To: SemiBull who wrote (205)	8/20/1999 6:48:00 PM
From: scaram(o)uche	Respond to of 415

another recent publication....... Antimicrob Agents Chemother 1999 Jun;43(6):1340-6 Use of a genetic approach to evaluate the consequences of inhibition of efflux pumps in Pseudomonas aeruginosa. Lomovskaya O, Lee A, Hoshino K, Ishida H, Mistry A, Warren MS, Boyer E, Chamberland S, Lee VJ Microcide Pharmaceuticals Inc., Mountain View, California 94043, USA. olga@microcide.com Drug efflux pumps in Pseudomonas aeruginosa were evaluated as potential targets for antibacterial therapy. The potential effects of pump inhibition on susceptibility to fluoroquinolone antibiotics were studied with isogenic strains that overexpress or lack individual efflux pumps and that have various combinations of efflux- and target-mediated mutations. Deletions in three efflux pump operons were constructed. As expected, deletion of the MexAB-OprM efflux pump decreased resistance to fluoroquinolones in the wild-type P. aeruginosa (16-fold reduction for levofloxacin [LVX]) or in the strain that overexpressed mexAB-oprM operon (64-fold reduction for LVX). In addition to that, resistance to LVX was significantly reduced even for the strains carrying target mutations (64-fold for strains for which LVX MICs were >4 microg/ml). We also studied the frequencies of emergence of LVX-resistant variants from different deletion mutants and the wild-type strain. Deletion of individual pumps or pairs of the pumps did not significantly affect the frequency of emergence of resistant variants (at 4x the MIC for the wild-type strain) compared to that for the wild type (10(-6) to 10(-7)). In the case of the strain with a triple deletion, the frequency of spontaneous mutants was undetectable (<10(-11)). In summary, inhibition of drug efflux pumps would (i) significantly decrease the level of intrinsic resistance, (ii) reverse acquired resistance, and (iii) result in a decreased frequency of emergence of P. aeruginosa strains highly resistant to fluoroquinolones in clinical settings.

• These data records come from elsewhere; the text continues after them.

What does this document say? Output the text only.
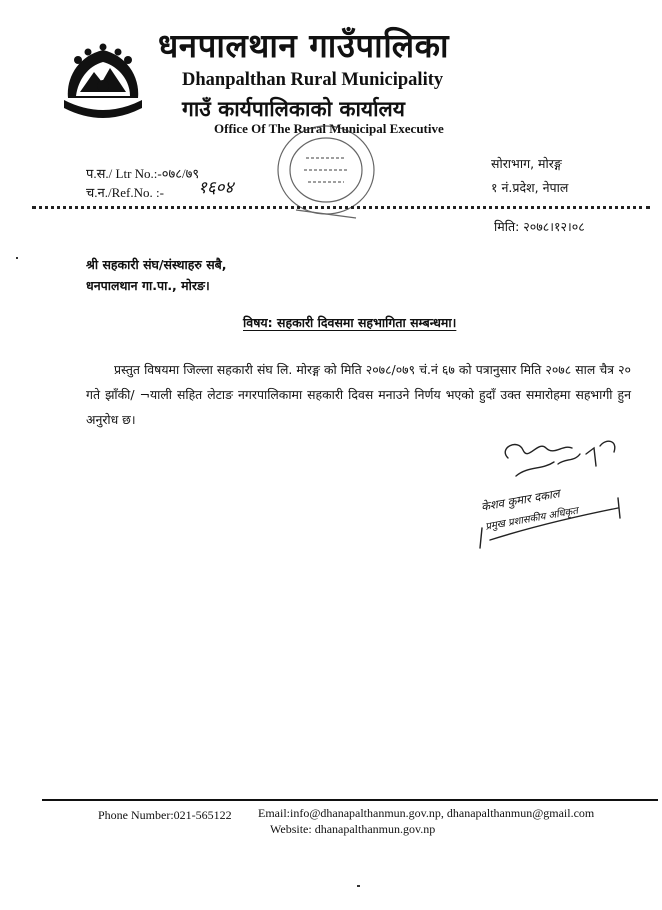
धनपालथान गाउँपालिका
Dhanpalthan Rural Municipality
गाउँ कार्यपालिकाको कार्यालय
Office Of The Rural Municipal Executive
प.स./ Ltr No.:-०७८/७९
च.न./Ref.No. :- १६०४
सोराभाग, मोरङ्ग
१ नं.प्रदेश, नेपाल
मिति: २०७८।१२।०८
श्री सहकारी संघ/संस्थाहरु सबै,
धनपालथान गा.पा., मोरङ।
विषय: सहकारी दिवसमा सहभागिता सम्बन्धमा।
प्रस्तुत विषयमा जिल्ला सहकारी संघ लि. मोरङ्ग को मिति २०७८/०७९ चं.नं ६७ को पत्रानुसार मिति २०७८ साल चैत्र २० गते झाँकी/ ¬याली सहित लेटाङ नगरपालिकामा सहकारी दिवस मनाउने निर्णय भएको हुदाँ उक्त समारोहमा सहभागी हुन अनुरोध छ।
केशव कुमार दकाल
प्रमुख प्रशासकीय अधिकृत
Phone Number:021-565122 Email:info@dhanapalthanmun.gov.np, dhanapalthanmun@gmail.com
Website: dhanapalthanmun.gov.np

To: SemiBull who wrote (205)	8/20/1999 6:50:00 PM
From: scaram(o)uche	Respond to of 415

and a new one from Iconix...... J Virol 1999 Jul;73(7):5663-70 A recombinant human cytomegalovirus with a large deletion in UL97 has a severe replication deficiency. Prichard MN, Gao N, Jairath S, Mulamba G, Krosky P, Coen DM, Parker BO, Pari GS Iconix Pharmaceuticals Inc., 850 Maude Ave., Mountain View, CA 94043, USA. mprichard@iconixpharm.com Human cytomegalovirus encodes a protein kinase (UL97) that confers sensitivity to ganciclovir by phosphorylating it to the monophosphate. The function of this unusual kinase in viral replication is unknown. We constructed two independent isolates of a recombinant virus, RCDelta97, that contain large deletions in this gene and carry a 4.8-kb insertion containing a selectable genetic marker. These mutant viruses were isolated by using a population of primary cells (HEL97) that express this gene from integrated copies of a defective retroviral vector. The recombinant viruses were severely impaired in their ability to replicate in primary fibroblasts, attaining virus titers that were 2 to 3 orders of magnitude lower than those produced by the parent virus. Despite the severe replication deficit, both of these viruses retained the ability to form small, slowly growing plaques in primary fibroblasts, demonstrating that UL97 is not absolutely essential for replication in cell culture. The replication deficit was relieved when UL97 was provided in trans in the complementing cell line, showing that the phenotype was due to a deficiency in UL97. Thus, the UL97 gene product plays a very important role in viral replication in tissue culture and may be a good target for antiviral chemotherapy.